Thursday, August 10, 2006

Old Journal Entries....

Just a few little pieces...these were before I was with Master...

"I look at the bruises on my breasts right now and don't like the way they look for some reason...and yet I want more. I want to suffer for him. I want to see him satisfied in making me suffer...and that need grows. I don't want pain for pain sake. I don't want pain for pleasure. I want pain to suffer for him.....he was harsh on me with the implements and he said things to me to bring me to that nothing state. I was dripping wet. But mentally I was not turned on like I usually am...maybe I was but not in the state that is recognizable or familiar to me."

The person I am talking about in these posts...was extremely sadistic. I think of the times with him and I have shivers of fear run through me. And at the same time I get wet and feel those urges...from the deep dark just push their way up a bit.

More words about him from my journals...

"My cunt is swollen from the kicking and punching yesterday. I feel it throb and what am I thinking of? Him...his cock...wanting to suck it and want to feel it rub over my face. I want to suck on it slowly...just enjoying him. But that won't happen because I want it.
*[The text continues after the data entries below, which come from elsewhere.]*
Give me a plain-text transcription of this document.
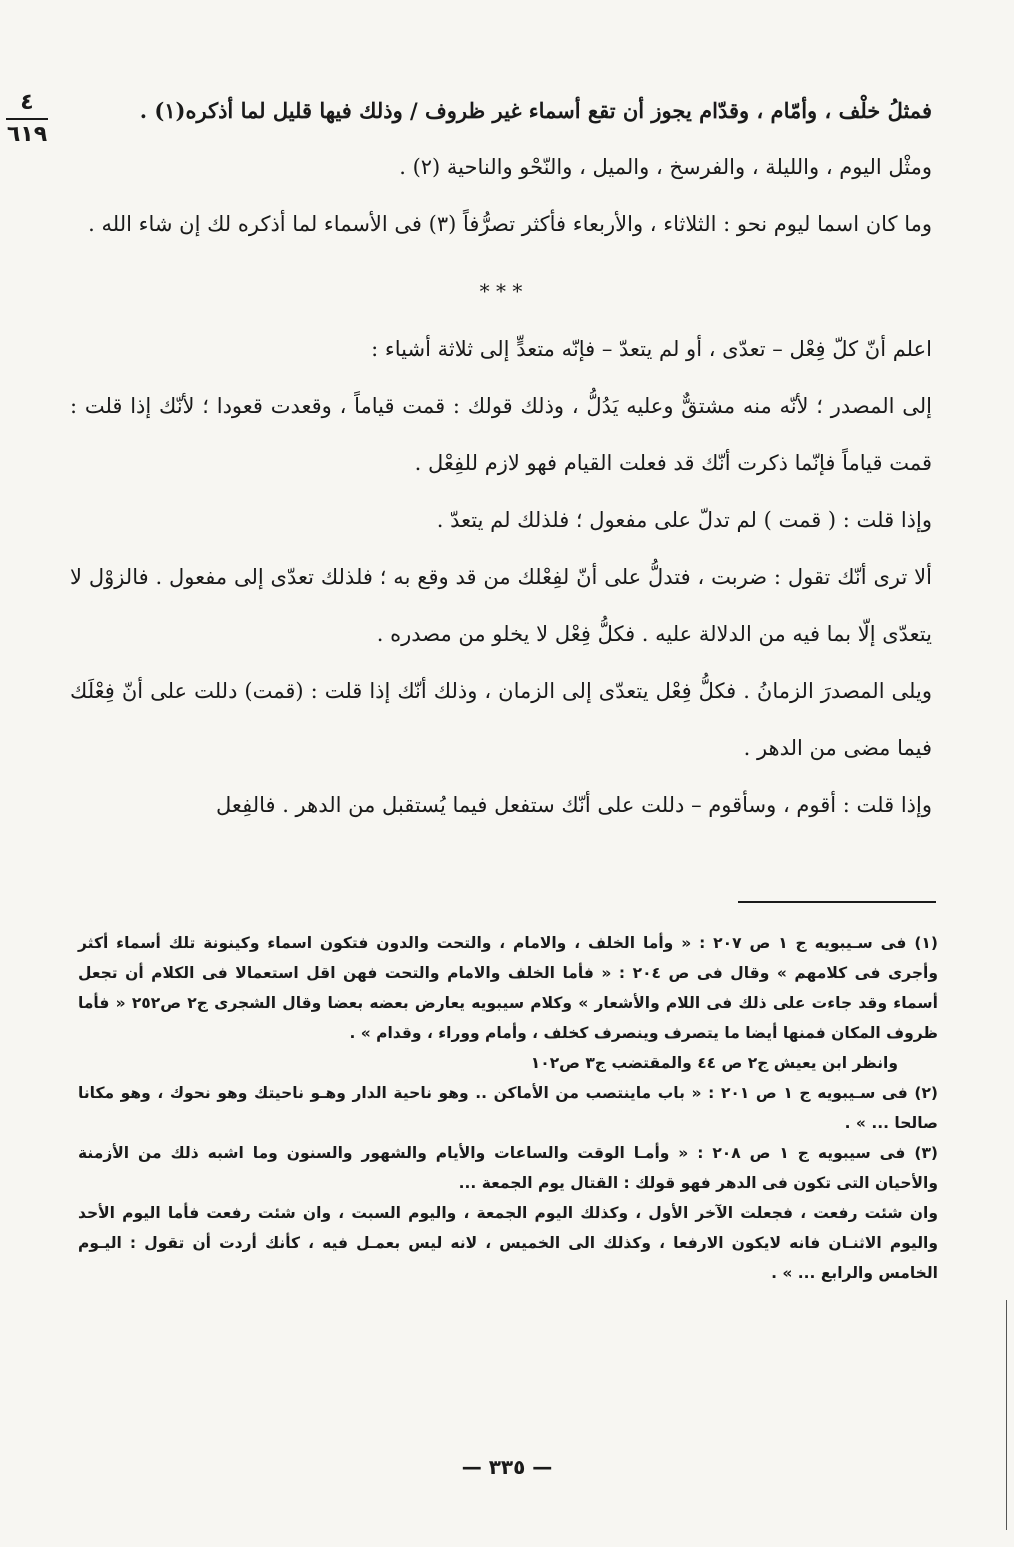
٤
٦١٩

فمثلُ خلْف ، وأمّام ، وقدّام يجوز أن تقع أسماء غير ظروف / وذلك فيها قليل لما أذكره(١) .

ومثْل اليوم ، والليلة ، والفرسخ ، والميل ، والنّحْو والناحية (٢) .

وما كان اسما ليوم نحو : الثلاثاء ، والأربعاء فأكثر تصرُّفاً (٣) فى الأسماء لما أذكره لك إن شاء الله .

* * *

اعلم أنّ كلّ فِعْل – تعدّى ، أو لم يتعدّ – فإنّه متعدٍّ إلى ثلاثة أشياء :

إلى المصدر ؛ لأنّه منه مشتقٌّ وعليه يَدُلُّ ، وذلك قولك : قمت قياماً ، وقعدت قعودا ؛ لأنّك إذا قلت : قمت قياماً فإنّما ذكرت أنّك قد فعلت القيام فهو لازم للفِعْل .

وإذا قلت : ( قمت ) لم تدلّ على مفعول ؛ فلذلك لم يتعدّ .

ألا ترى أنّك تقول : ضربت ، فتدلُّ على أنّ لفِعْلك من قد وقع به ؛ فلذلك تعدّى إلى مفعول . فالزوْل لا يتعدّى إلّا بما فيه من الدلالة عليه . فكلُّ فِعْل لا يخلو من مصدره .

ويلى المصدرَ الزمانُ . فكلُّ فِعْل يتعدّى إلى الزمان ، وذلك أنّك إذا قلت : (قمت) دللت على أنّ فِعْلَك فيما مضى من الدهر .

وإذا قلت : أقوم ، وسأقوم – دللت على أنّك ستفعل فيما يُستقبل من الدهر . فالفِعل

(١) فى سـيبويه ج ١ ص ٢٠٧ : « وأما الخلف ، والامام ، والتحت والدون فتكون اسماء وكينونة تلك أسماء أكثر وأجرى فى كلامهم » وقال فى ص ٢٠٤ : « فأما الخلف والامام والتحت فهن اقل استعمالا فى الكلام أن تجعل أسماء وقد جاءت على ذلك فى اللام والأشعار » وكلام سيبويه يعارض بعضه بعضا وقال الشجرى ج٢ ص٢٥٢ « فأما ظروف المكان فمنها أيضا ما يتصرف وينصرف كخلف ، وأمام ووراء ، وقدام » .

وانظر ابن يعيش ج٢ ص ٤٤ والمقتضب ج٣ ص١٠٢

(٢) فى سـيبويه ج ١ ص ٢٠١ : « باب ماينتصب من الأماكن .. وهو ناحية الدار وهـو ناحيتك وهو نحوك ، وهو مكانا صالحا ... » .

(٣) فى سيبويه ج ١ ص ٢٠٨ : « وأمـا الوقت والساعات والأيام والشهور والسنون وما اشبه ذلك من الأزمنة والأحيان التى تكون فى الدهر فهو قولك : القتال يوم الجمعة ...

وان شئت رفعت ، فجعلت الآخر الأول ، وكذلك اليوم الجمعة ، واليوم السبت ، وان شئت رفعت فأما اليوم الأحد واليوم الاثنـان فانه لايكون الارفعا ، وكذلك الى الخميس ، لانه ليس بعمـل فيه ، كأنك أردت أن تقول : اليـوم الخامس والرابع ... » .

— ٣٣٥ —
My cunt had been throbbing last week with need to be touched and fucked...and now...he showed me what real throbbing is like...it hurts today. It hurts to close my legs all way together. The thought of putting a vibrator and masturbating right now is one of the last things I would want to do as the pain would be to much.

He asked me why I get so wet...he used a few more descriptive degrading words in that question. And really I don't think I have ever gotten so wet with anyone. I mean I got in the car yesterday and I felt the moistness just seep out between my labia lips so by the time we were alone...at his place I as soaking. If someone had been with us in the room they could have smelled how turned on I was because he did....he told me I smelled like a whore.

I wanted to beg him to do exactly what he did...yesterday....again. I wanted to him to hurt me. I wanted to feel my cunt throb. I wanted him to show me who I am...under that darkness...I want him to show me who I am just like he did. I wanted to beg him so he knew how much I wanted what he does to me. I needed him to do what he did. And yet I fought it while he did it although I craved it.

I crave and want to beg for the things he does to me....the things that make me suffer, cry, leave me batter and broken, leave me stripped to the very core - naked and looking at all the things I never thought I would see again. He sees it all and still wants to hurt me and make me suffer. That makes me feel warm."